Hacker News new | ask | show | jobs
by quilombodigital 1649 days ago
Through the years I have many times worked on this problem. I´ve worked with rake tasks when using ruby, and many times in java, with flyway and my own system. Database Migration is not a complicated problem, you just commit to the repository a sequence of SQL/code scripts to execute and keep at the database the current step. The big misconception people have is that they can "rollback" when an issue arises. The true fact is that when there is an issue, it happened because something not planned happened, and this can be spurious data in production, production environment differences, script errors, or whatever, and trying to rollback automatically in an undetermined state is just crazy. That´s why migrations must be always FORWARD, no matter what. You try to mitigate all risks, the best you can, by running the migration in test databases (the perfect scenario is to perform a test in a production data clone, but this is not usually possible) and if anything wrong happens, deal with it, fix the database by hand, make code patches, and after it is solved, try to figure out why this slipped through your QA.
2 comments

The difference is largely semantic in the sense that you're still going "forwards" with a down migration, but the important bit is that by calling it a rollback you're accepting that the up migration won't be run again if you ever completely tear down the database and start again. Suggesting that you only ever go forwards implies that you'd run the incorrect migration and the fix for it again in the future,but you wouldn't. Calling it a rollback captures that information.
It's not a semantic difference. If you rollback, that's not in the history. That's fine if the rollback perfectly reversed your original migration. But if it doesn't (developers make mistakes), now your database has reached a state that can't be reproduced by running migrations, defeating the entire point.

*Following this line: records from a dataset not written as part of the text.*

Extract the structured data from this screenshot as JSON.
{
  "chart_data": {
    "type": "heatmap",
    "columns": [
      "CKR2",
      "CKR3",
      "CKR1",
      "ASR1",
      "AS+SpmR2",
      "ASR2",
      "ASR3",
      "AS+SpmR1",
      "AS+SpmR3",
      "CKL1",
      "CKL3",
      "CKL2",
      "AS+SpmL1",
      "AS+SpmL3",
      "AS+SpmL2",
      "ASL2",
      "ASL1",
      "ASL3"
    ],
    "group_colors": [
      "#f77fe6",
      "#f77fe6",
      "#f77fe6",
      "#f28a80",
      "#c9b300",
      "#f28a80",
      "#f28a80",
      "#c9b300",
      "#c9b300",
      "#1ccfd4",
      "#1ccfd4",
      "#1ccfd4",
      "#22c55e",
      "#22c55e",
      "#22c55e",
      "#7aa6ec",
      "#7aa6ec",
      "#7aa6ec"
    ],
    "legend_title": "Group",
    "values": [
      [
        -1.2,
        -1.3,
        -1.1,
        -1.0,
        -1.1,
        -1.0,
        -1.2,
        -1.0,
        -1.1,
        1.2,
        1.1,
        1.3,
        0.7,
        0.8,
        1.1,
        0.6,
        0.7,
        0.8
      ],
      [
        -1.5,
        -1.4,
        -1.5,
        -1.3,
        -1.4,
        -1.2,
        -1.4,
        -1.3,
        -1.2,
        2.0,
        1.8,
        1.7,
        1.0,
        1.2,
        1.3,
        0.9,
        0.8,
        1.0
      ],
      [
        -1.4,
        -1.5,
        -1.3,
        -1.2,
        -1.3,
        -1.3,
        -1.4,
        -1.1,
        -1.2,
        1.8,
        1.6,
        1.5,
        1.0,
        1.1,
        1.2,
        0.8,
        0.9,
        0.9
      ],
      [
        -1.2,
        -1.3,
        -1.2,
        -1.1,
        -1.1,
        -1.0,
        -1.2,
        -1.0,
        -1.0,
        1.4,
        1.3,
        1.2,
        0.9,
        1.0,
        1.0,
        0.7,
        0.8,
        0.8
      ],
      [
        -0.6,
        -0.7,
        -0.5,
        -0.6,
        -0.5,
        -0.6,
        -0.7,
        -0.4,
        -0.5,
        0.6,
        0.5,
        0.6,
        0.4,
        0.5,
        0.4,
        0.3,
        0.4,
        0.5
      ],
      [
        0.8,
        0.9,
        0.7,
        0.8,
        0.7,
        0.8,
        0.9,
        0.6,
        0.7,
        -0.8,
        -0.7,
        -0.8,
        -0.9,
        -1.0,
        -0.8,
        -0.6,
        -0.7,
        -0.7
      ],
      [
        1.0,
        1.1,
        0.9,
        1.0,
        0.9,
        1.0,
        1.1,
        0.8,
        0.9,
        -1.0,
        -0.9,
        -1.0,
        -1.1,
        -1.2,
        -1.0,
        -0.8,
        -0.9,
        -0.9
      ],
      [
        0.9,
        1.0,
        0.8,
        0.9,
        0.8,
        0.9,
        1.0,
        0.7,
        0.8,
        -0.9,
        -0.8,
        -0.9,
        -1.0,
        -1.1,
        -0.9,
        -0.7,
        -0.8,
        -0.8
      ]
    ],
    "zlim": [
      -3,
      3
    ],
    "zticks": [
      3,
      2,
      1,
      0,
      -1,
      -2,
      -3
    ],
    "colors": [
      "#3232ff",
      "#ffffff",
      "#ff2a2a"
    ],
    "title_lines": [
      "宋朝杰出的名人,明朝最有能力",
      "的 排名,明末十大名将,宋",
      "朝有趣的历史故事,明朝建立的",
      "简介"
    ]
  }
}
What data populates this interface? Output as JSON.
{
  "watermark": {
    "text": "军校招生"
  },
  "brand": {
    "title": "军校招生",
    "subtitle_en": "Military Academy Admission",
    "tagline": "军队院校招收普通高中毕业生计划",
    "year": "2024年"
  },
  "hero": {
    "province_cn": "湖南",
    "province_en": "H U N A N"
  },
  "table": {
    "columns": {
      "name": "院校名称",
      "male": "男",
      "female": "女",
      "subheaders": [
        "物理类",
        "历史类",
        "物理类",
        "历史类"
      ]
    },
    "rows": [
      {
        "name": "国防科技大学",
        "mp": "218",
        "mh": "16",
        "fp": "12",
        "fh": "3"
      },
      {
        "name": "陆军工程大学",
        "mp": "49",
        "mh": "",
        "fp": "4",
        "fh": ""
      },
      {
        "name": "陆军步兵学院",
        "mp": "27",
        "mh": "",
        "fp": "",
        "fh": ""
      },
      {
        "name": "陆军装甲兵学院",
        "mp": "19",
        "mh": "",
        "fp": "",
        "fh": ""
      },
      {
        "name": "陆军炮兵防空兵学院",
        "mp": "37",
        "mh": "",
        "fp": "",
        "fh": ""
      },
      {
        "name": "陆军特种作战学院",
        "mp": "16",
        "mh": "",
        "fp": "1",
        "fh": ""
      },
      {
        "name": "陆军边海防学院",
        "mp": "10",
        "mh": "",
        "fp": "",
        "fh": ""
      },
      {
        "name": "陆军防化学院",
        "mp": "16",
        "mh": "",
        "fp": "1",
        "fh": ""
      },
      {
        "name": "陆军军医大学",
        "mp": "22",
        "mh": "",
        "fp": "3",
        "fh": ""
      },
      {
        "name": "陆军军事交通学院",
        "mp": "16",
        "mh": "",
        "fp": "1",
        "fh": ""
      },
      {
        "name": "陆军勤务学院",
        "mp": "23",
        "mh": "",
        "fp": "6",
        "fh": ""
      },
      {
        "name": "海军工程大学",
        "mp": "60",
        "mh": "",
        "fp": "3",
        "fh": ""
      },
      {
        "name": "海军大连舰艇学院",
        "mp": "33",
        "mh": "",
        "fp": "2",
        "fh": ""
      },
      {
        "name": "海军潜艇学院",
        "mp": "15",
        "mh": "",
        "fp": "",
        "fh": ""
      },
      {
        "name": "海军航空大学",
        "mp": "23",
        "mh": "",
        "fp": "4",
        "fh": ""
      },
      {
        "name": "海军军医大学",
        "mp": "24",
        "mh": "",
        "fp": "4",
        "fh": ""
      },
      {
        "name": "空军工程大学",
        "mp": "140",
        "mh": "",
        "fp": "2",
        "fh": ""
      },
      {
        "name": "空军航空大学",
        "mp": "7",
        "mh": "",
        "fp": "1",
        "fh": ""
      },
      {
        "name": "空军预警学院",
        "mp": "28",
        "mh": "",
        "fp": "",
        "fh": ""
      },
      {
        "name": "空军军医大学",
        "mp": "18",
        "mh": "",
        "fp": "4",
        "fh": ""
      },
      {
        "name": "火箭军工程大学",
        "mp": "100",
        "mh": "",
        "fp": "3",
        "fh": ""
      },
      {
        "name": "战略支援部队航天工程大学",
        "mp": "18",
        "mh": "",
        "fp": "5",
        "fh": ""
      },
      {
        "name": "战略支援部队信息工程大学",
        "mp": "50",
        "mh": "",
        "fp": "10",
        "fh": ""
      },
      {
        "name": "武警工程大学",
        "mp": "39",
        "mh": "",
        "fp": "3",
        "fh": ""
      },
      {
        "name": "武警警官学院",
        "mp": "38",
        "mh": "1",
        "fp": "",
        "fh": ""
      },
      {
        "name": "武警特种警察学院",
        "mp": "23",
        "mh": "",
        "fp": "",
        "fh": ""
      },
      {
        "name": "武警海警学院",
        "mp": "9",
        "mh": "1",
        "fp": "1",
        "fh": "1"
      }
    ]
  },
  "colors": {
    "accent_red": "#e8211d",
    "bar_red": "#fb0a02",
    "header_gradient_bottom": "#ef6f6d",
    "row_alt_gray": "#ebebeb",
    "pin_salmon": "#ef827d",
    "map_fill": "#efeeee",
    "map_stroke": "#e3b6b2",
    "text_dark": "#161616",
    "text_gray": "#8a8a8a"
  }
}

> Suggesting that you only ever go forwards implies that you'd run the incorrect migration and the fix for it again in the future,but you wouldn't.

I wrote a tool that specifically enforces this for my company, and it's worked well for the past four years in prod, staging and on a dozen dev environments, so I don't think your assertion is true.

> The big misconception people have is that they can "rollback" when an issue arises

I have reasonably working rollbacks, if things go sideways it takes only a few seconds to go undo the latest changes.

I guess this is exactly this misconception. The problem happens when you encounter a scenario where your rollback doesn't work. I.e.:

> when there is an issue, it happened because something not planned happened

In 12+ years it worked every time.

I understand it didn't work for you, but it does work for me.

I'm curious how you implemented this system.
In my SQL Server database I have a VERSION table with one row and one column that contains the current "version" of the database, and a DowngradeSteps table that keeps track of what needs to be done to undo the changes.

In my project source control I have a SQL script SyncSchema.sql. It contains a series of step-pairs (roll-forward + roll-back):

  if (select V from VERSION)<XXX
  begin
      begin tran 
          update V=V+1 from VERSION
          ***Roll-forward: ALTER TABLE FOO ADD BAR INT***
          insert DowngradeSteps values (
              (select V from VERSION), 
              '***Roll-back: ALTER TABLE FOO DROP COLUMN BAR***'
          )
      commit tran 
   end
where XXX started from zero and is going up every time I need to add a change. The last batch in the file is the highest XXX it knows about, and it is therefore the TARGET db version. This script run upon each deployment, and if you ignore the DowngradeSteps/roll-back part is the usual roll-forward scheme.

Now the roll-back part: once SyncSchema.sql runs through all steps up to the TARGET version, it opens up the DowngradeSteps table and executes all roll-back steps contained therein, that exceed the TARGET. This way I can sync my source control to any point in the past and immediately deploy - the C# code is updated to the desired version and the SQL database is updated to the TARGET version, so I enjoy a consistent picture. It takes literally seconds to do.

The roll-forward and roll-back changes are always coded in pairs and are tested and code-reviewed before before being committed.

I have put this scheme in place 12 years ago and it's been serving me well *

* One caveat is that SQL Server sometimes throws a fit due to lame name binding rules (it binds names inside the IF block even when condition is false), so you have to enclose some of the steps into exec(), and you have to do this proactively(!). This sucks, but maybe your database doesn't do that.

Schema(or data in a database) in your release N should be compatible with release N-1, so you can revert your code to previous working version with new schema. That's the only way to ship new releases without stopping service for maintenance.